Её лицо не дрогнуло.
— Ты знаешь эту квартиру?
— Нет.
— Ты уверена?
— Да.
— Но… ты ведь… снова с ним, верно?
— Мы видимся.
Менкхофф посмотрел на меня. Что — мне теперь взять инициативу и сказать Николь, что мы нашли её медицинскую карту? Что на заднем сиденье нашей машины лежат четыре папки, в которых, вероятно, до мельчайших подробностей описан самый страшный период её жизни?
Нет, это было совершенно немыслимо.
— Николь, — сказал я, не глядя ей в глаза, — у Йоахима Лихнера есть… ребёнок?
Даже на это не последовало видимой реакции, и я задался вопросом: не под действием ли она медикаментов?
— Нет, — сказала она. — Я ничего не знаю ни о каком ребёнке.
— Тебе нехорошо? — осторожно спросил Менкхофф.
Она посмотрела на него так, словно не поняла вопроса. А может, дело не в лекарствах — может, она приняла наркотики.
Мне хотелось встать и уйти. Угнетающая атмосфера, которую источала эта квартира, странное поведение Николь… Вся ситуация была какой-то ирреальной — как кошмар, в котором нет монстров и не нужно бежать, не сдвигаясь с места, но который всё равно давит на тебя чем-то мучительно тягостным.
— Со мной всё хорошо.
Она говорила очень тихо, и это совсем не звучало как слова человека, у которого всё хорошо. Впрочем, я редко слышал её голос иным.
— А что… что это за дети — вон там, на фотографиях?
Она обернулась, посмотрела на снимки в рамках и пожала плечами.
— Это? Просто дети. Я их не знаю.
— Не знаешь? Но… зачем тогда стоят эти фотографии? И откуда ты их взяла?
Ни выражение её лица, ни поза не изменились заметно.
— Какая разница.

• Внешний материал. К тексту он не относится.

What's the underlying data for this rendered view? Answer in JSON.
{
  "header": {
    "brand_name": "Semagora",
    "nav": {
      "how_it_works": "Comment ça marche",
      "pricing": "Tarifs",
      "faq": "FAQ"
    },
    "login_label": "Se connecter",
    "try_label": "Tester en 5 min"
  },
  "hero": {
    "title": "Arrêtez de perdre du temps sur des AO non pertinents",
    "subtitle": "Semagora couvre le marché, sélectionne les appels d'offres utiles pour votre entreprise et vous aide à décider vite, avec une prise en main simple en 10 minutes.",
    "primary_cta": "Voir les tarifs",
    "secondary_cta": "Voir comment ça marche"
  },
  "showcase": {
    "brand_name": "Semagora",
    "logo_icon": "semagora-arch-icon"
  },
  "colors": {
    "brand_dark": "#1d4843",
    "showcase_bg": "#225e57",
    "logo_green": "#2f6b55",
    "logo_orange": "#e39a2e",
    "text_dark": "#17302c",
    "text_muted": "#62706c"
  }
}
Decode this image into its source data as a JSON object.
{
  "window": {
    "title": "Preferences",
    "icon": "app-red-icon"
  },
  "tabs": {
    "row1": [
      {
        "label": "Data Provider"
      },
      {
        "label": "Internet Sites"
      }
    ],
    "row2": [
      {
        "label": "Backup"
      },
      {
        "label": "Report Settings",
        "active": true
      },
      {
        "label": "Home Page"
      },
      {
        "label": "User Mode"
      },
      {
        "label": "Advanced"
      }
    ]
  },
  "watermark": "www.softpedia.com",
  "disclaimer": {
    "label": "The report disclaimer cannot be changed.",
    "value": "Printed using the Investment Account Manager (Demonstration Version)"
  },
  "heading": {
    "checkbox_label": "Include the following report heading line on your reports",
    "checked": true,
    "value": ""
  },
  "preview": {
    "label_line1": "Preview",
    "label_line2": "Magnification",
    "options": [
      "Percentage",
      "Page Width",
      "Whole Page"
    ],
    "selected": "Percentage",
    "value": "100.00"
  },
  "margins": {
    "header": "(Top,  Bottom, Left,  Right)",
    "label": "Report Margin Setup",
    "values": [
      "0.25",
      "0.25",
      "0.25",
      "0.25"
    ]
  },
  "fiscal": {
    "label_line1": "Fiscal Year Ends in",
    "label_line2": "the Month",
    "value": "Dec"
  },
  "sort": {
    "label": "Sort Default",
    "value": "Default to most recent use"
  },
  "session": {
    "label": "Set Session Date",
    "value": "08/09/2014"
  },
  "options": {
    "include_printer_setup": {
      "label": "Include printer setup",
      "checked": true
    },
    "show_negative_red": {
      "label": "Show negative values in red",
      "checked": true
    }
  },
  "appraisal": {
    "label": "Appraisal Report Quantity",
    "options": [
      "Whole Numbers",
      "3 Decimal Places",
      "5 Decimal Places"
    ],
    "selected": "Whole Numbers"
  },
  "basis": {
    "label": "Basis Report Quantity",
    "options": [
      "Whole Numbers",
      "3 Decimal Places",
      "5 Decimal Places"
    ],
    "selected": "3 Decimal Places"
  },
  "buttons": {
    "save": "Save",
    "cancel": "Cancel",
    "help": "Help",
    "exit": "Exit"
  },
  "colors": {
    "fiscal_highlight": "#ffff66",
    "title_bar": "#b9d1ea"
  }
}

Я… сама запуталась, — сказала она, и в голосе её впервые прорезалась незнакомая мне агрессивная нотка.
Менкхофф бросил на меня беспомощный взгляд и снова повернулся к Николь:
— Но… зачем ты ставишь у себя фотографии совершенно чужих детей?
Всё это время она смотрела на стол, на свои руки, на какие-то предметы в комнате. Теперь она подняла глаза на Менкхоффа, и это был взгляд упрямого ребёнка.
— Мне нравится, когда они рядом. Я… могу их защитить, пока они здесь, в моей гостиной.
— Защитить?
— От взрослых, которые притворяются добрыми.
Менкхофф шумно выдохнул и посмотрел на меня. Часть Николиной печали перекинулась на него, словно он заразился ею.
— Алекс, ты не мог бы спуститься? Я сейчас подойду.
Я кивнул, поднялся и сказал:
— До свидания, Николь.
Она не ответила. Она даже не посмотрела на меня.